Other requirements already mentioned in this early article by Anderson are not fulfilled to a desirable extent by the centrifugal analyzers which are at the moment conventional. The known devices still require a large amount of attention from personnel, they are not sufficiently simple to enable them also to be used by untrained personnel and they are not yet sufficiently flexible and variable in order to be able to fulfill very different requirements, especially in the operation of a clinical laboratory.
These deficiencies have, in the course of time, given rise to a large number of developments of the original concept, which have led to increasingly complicated rotor constructions. Thus, these rotors were expensive to produce but are still not able to fulfill all the various requirements of the different analytical determinations which are usual in clinical chemistry.

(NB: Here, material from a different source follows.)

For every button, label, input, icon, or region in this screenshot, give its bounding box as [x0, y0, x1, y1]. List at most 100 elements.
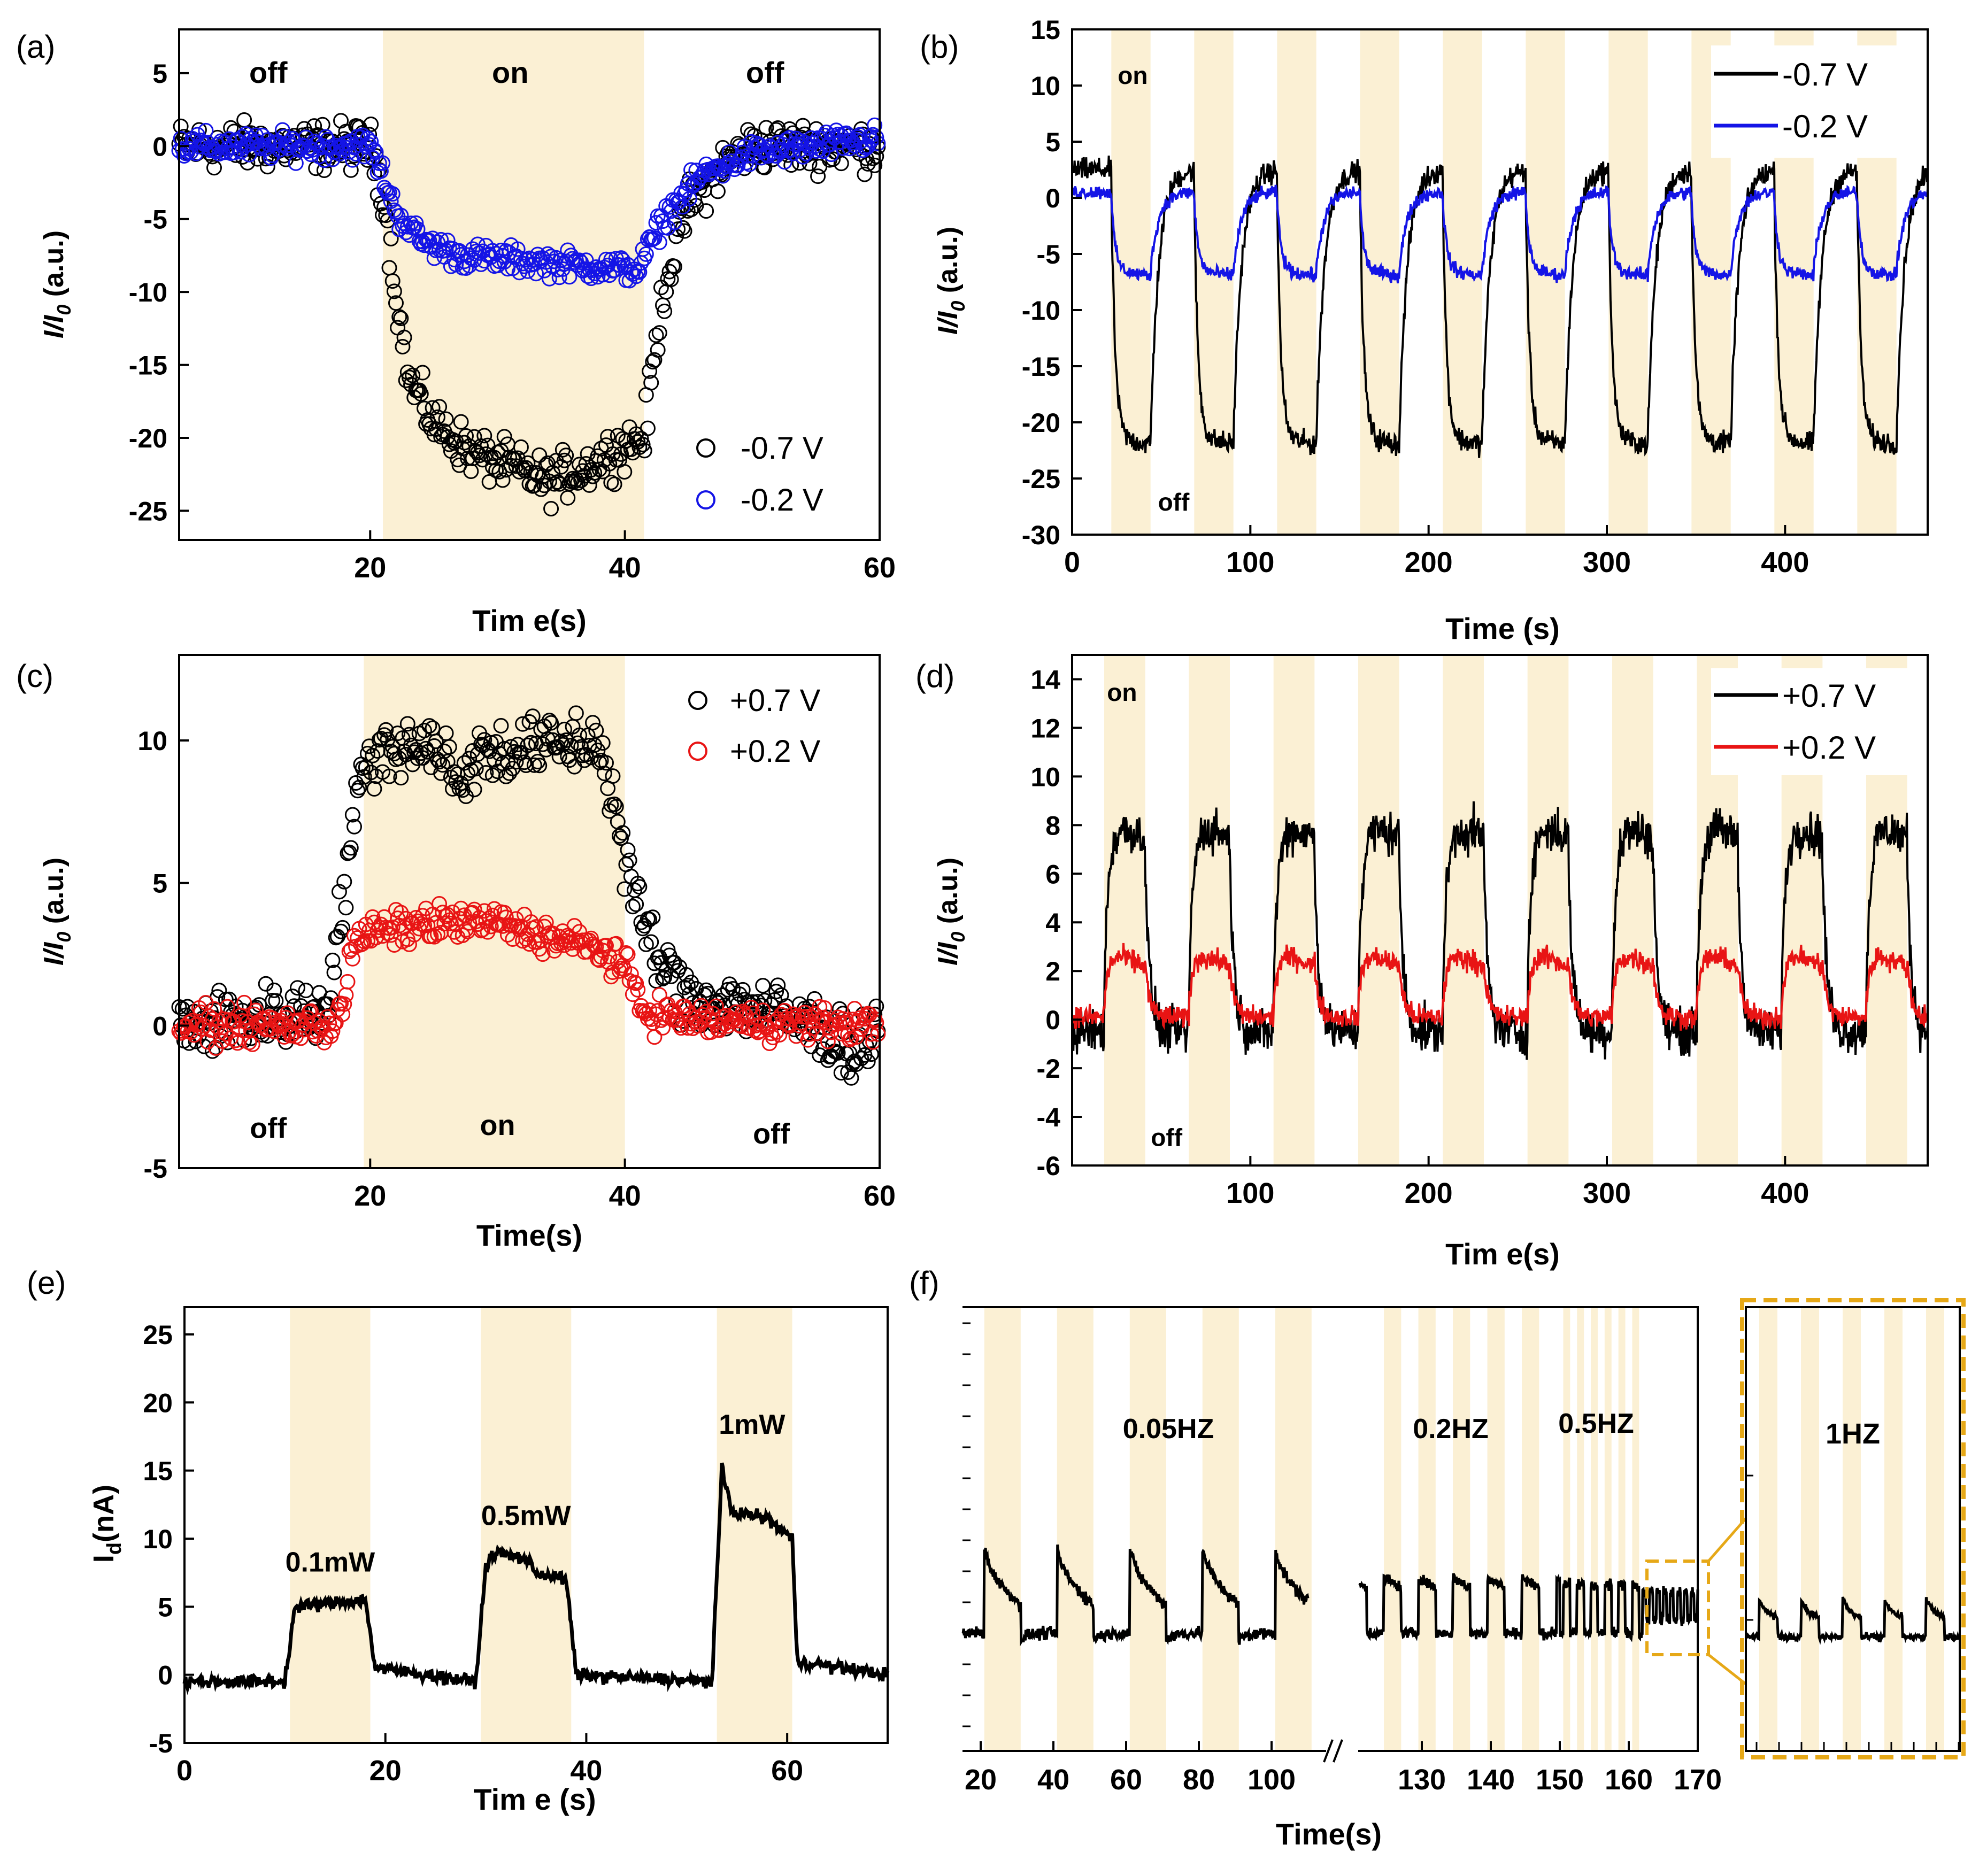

In particular, the known rotors can only be used for carrying out one analytical determination for a number of samples in one run of the rotor. As a rule, however, in the clinical laboratory a series of different analytical determinations must be carried out on a sample, for example blood from a patient, which, in toto, are also called the profile. In the case of the known analyzers, this necessitates a considerable amount of organization. Thus, the individually necessary analytical determinations, communicated, for example, by the physician to the clinical laboratory, must be carried out gradually in separate rotor runnings on one or more centrifugal analyzers. Thereafter, the separately determined data must be collated and passed on to the physician. This complicated procedure not only requires a considerable amount of organization but is, unfortunately, not infrequently the cause of errors of communication which can possibly result in false therapeutic measures being carried out by the physician. Thus, there is a need for centrifugal analyzers which can be adapted more variably and flexibly to various tasks and which, in particular, can be used for profile analyses or at least for several different analytical determinations in one rotor running. This is especially necessary for emergency analyses where, under certain circumstances, several different analytical determinations must be carried out in the shortest possible time for one sample, i.e. for one patient.
Another problem of clinical chemistry which is not only typical for centrifugal analyzers is that, in the case of the known devices, obtaining the sample, i.e. especially obtaining serum of plasma from blood, and preparing the sample, i.e. especially diluting serum or plasma to the concentrations necessary for the analysis, take place in separate working steps away from the analysis device. It is readily apparent that, in this way, additional manual working steps and, in particular, decanting steps are necessary. These can, in turn, again result in mistakes being made or can, for example, also result in contamination of the samples.